The Western Bulldogs' back six is blessed with incredible talent, led by the 'Big Three' veterans of Matthew Boyd, Dale Morris and Robert Murphy - all three of them could've been in the team of the 2000s, but I feel all three men have played their best footy in 2010s. Boyd was a two-time All-Australian between 2010-now, having moved from one of the game's elite ball-winners to one of the game's best ball-winning defenders. Morris' ability to play on both tall forwards and small forwards haven't wavered the moment he made his debut back in 2005, actually I think he has gotten better since returning from a broken leg in 2013, and then there's Bob, who's football coming off half-back has been like watching a fine wine - only getting better with age. Murphy was only an All-Australian captain only a couple of years ago, and he is still playing consistently solid footy has he returned from a knee injury last year. Combine the trio with last year's Norm Smith Medallist Jason Johannisen, 2015 All-Australian Easton Wood and premiership defender Joel Hamling, and it's a really good defensive unit.

But my intrigue would lie in who's midfield is better? Griffen and Minson could've also have been in the 2000s team, but I've felt that their best footy was in the 2010s. Both men were in the 2013 All-Australian team, with Minson starting ahead of Jordan Roughead due to his experience, Griffen was a two-time Charlie Sutton Medal winner, before his defection to Greater Western Sydney, but deserved his spot in the midfield all the same. Watching Griffen combine with fellow club best and fairest winners Marcus Bontempelli and Tom Liberatore would've something I would've loved to see. Libba's game has shades of his father and Brownlow Medallist Tony all over him and I can see Bontempelli's name in amongst the same group as Johnson, Grant and West when his career is over - legendary one-club players

Then we have possession accumulators Lachie Hunter and Jack Macrae named on the wings, despite the fact that Macrae can work as an inside midfielder as well as an outside player. Mitch Wallis and Callan Ward will be the midfield rotations, Ward made his debut in 2008, but I felt his best footy was in 2011, before he left the Bulldogs to go play at GWS as well, in which he has blossomed as a star for that franchise. I've named Luke Dahlhaus at half-forward because he can give you a goal or two as well as earn himself 20-25 possessions a night, but he is able to spend a lot of minutes in the midfield.

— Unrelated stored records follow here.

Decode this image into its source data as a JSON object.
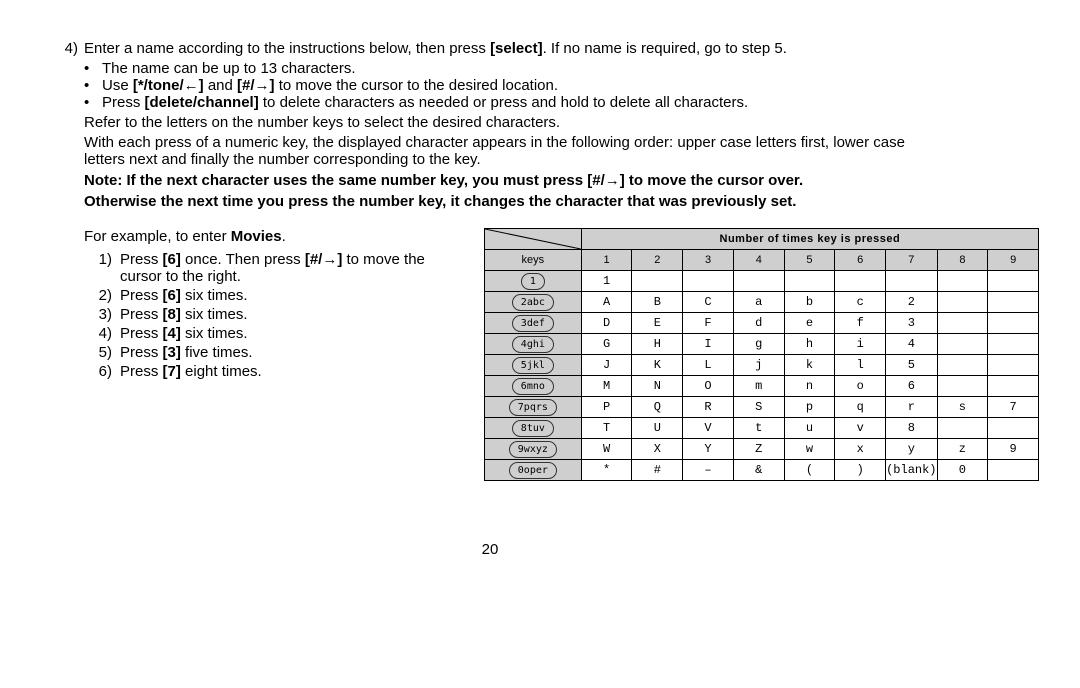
{
  "step4": {
    "number": "4)",
    "intro_pre": "Enter a name according to the instructions below, then press ",
    "intro_bold": "[select]",
    "intro_post": ". If no name is required, go to step 5.",
    "bullet1": "The name can be up to 13 characters.",
    "bullet2_pre": "Use ",
    "bullet2_b1": "[*/tone/←]",
    "bullet2_mid": " and ",
    "bullet2_b2": "[#/→]",
    "bullet2_post": " to move the cursor to the desired location.",
    "bullet3_pre": "Press ",
    "bullet3_b": "[delete/channel]",
    "bullet3_post": " to delete characters as needed or press and hold to delete all characters.",
    "plain1": "Refer to the letters on the number keys to select the desired characters.",
    "plain2": "With each press of a numeric key, the displayed character appears in the following order: upper case letters first, lower case letters next and finally the number corresponding to the key.",
    "note1": "Note: If the next character uses the same number key, you must press [#/→] to move the cursor over.",
    "note2": "Otherwise the next time you press the number key, it changes the character that was previously set."
  },
  "example": {
    "intro_pre": "For example, to enter ",
    "intro_bold": "Movies",
    "intro_post": ".",
    "items": [
      {
        "n": "1)",
        "pre": "Press ",
        "b1": "[6]",
        "mid": " once. Then press ",
        "b2": "[#/→]",
        "post": " to move the cursor to the right."
      },
      {
        "n": "2)",
        "pre": "Press ",
        "b1": "[6]",
        "mid": " six times.",
        "b2": "",
        "post": ""
      },
      {
        "n": "3)",
        "pre": "Press ",
        "b1": "[8]",
        "mid": " six times.",
        "b2": "",
        "post": ""
      },
      {
        "n": "4)",
        "pre": "Press ",
        "b1": "[4]",
        "mid": " six times.",
        "b2": "",
        "post": ""
      },
      {
        "n": "5)",
        "pre": "Press ",
        "b1": "[3]",
        "mid": " five times.",
        "b2": "",
        "post": ""
      },
      {
        "n": "6)",
        "pre": "Press ",
        "b1": "[7]",
        "mid": " eight times.",
        "b2": "",
        "post": ""
      }
    ]
  },
  "table": {
    "header_span": "Number of times key is pressed",
    "keys_label": "keys",
    "cols": [
      "1",
      "2",
      "3",
      "4",
      "5",
      "6",
      "7",
      "8",
      "9"
    ],
    "rows": [
      {
        "key": "1",
        "cells": [
          "1",
          "",
          "",
          "",
          "",
          "",
          "",
          "",
          ""
        ]
      },
      {
        "key": "2abc",
        "cells": [
          "A",
          "B",
          "C",
          "a",
          "b",
          "c",
          "2",
          "",
          ""
        ]
      },
      {
        "key": "3def",
        "cells": [
          "D",
          "E",
          "F",
          "d",
          "e",
          "f",
          "3",
          "",
          ""
        ]
      },
      {
        "key": "4ghi",
        "cells": [
          "G",
          "H",
          "I",
          "g",
          "h",
          "i",
          "4",
          "",
          ""
        ]
      },
      {
        "key": "5jkl",
        "cells": [
          "J",
          "K",
          "L",
          "j",
          "k",
          "l",
          "5",
          "",
          ""
        ]
      },
      {
        "key": "6mno",
        "cells": [
          "M",
          "N",
          "O",
          "m",
          "n",
          "o",
          "6",
          "",
          ""
        ]
      },
      {
        "key": "7pqrs",
        "cells": [
          "P",
          "Q",
          "R",
          "S",
          "p",
          "q",
          "r",
          "s",
          "7"
        ]
      },
      {
        "key": "8tuv",
        "cells": [
          "T",
          "U",
          "V",
          "t",
          "u",
          "v",
          "8",
          "",
          ""
        ]
      },
      {
        "key": "9wxyz",
        "cells": [
          "W",
          "X",
          "Y",
          "Z",
          "w",
          "x",
          "y",
          "z",
          "9"
        ]
      },
      {
        "key": "0oper",
        "cells": [
          "*",
          "#",
          "–",
          "&",
          "(",
          ")",
          "(blank)",
          "0",
          ""
        ]
      }
    ]
  },
  "page_number": "20"
}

Jake Stringer and Stewart Crameri are also capable of spending time in the guts, but they are also down forward because they can give you goals. Liam Picken is on the bench but can either play forward or in the middle.

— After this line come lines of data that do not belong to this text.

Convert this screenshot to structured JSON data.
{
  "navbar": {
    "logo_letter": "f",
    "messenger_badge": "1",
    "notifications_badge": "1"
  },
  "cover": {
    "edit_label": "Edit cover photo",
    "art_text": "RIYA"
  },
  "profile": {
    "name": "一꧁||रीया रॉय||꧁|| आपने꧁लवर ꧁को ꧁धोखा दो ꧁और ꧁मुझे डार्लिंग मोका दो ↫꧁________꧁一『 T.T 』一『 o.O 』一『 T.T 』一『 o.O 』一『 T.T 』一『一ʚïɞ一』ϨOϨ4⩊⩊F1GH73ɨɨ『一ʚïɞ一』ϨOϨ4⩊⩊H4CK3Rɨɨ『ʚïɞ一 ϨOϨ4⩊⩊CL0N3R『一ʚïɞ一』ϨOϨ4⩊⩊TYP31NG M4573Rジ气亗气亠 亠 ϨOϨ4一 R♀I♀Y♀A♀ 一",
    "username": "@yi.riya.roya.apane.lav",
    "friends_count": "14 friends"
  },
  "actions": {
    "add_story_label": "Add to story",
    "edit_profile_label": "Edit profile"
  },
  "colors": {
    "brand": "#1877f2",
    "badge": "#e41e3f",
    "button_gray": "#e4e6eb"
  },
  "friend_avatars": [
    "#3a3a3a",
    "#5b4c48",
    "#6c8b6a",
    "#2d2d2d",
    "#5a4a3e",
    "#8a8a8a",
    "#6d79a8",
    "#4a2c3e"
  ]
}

There is a lot of flair in the Bulldogs' lineup, I'm keen to see if Tom Boyd and Barry Hall can co-exist in the forward line will be the most interesting thing to watch down forward. One was an established key forward who has snagged over 700 goals in his career. The other is only 21 and has probably been underwhelming since arriving at Whitten Oval, but he has still yet to hit his prime. With Tory Dickson in one pocket, you know you're more than likely going to get a clinic in front of goals as he is notorious for being accurate in front of the big sticks. Stringer can also put on a show, as he loves to take players on and kick big goals and his partner in crime Stewart Crameri can also give you 30 goals a season - he's done that the past five seasons he's played. 

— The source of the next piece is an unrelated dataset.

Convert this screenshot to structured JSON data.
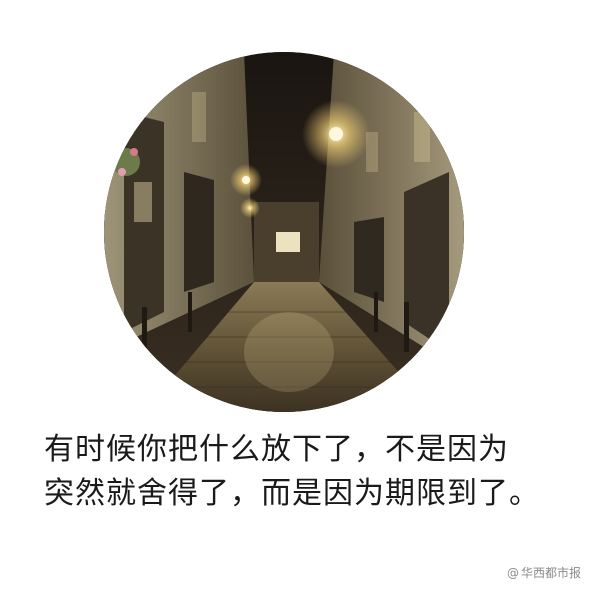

There is also Liam Picken coming off the bench, who is capable for taking leaps and is a very dangerous asset to have around the goals, especially during the Bulldogs' 2016 finals campaign, both ruckmen can provide a tall target down forward if they wanted to rest Hall or play Tom Boyd in the ruck as well. Lachie Hunter can push forward and provide goals, Marcus Bontempelli can be another option down forward, so their is not only a lot of flair down forward, but there is flexibility, and that's what Luke Beveridge looks for in a footy team.

Which Team Do You Think Is The Better One?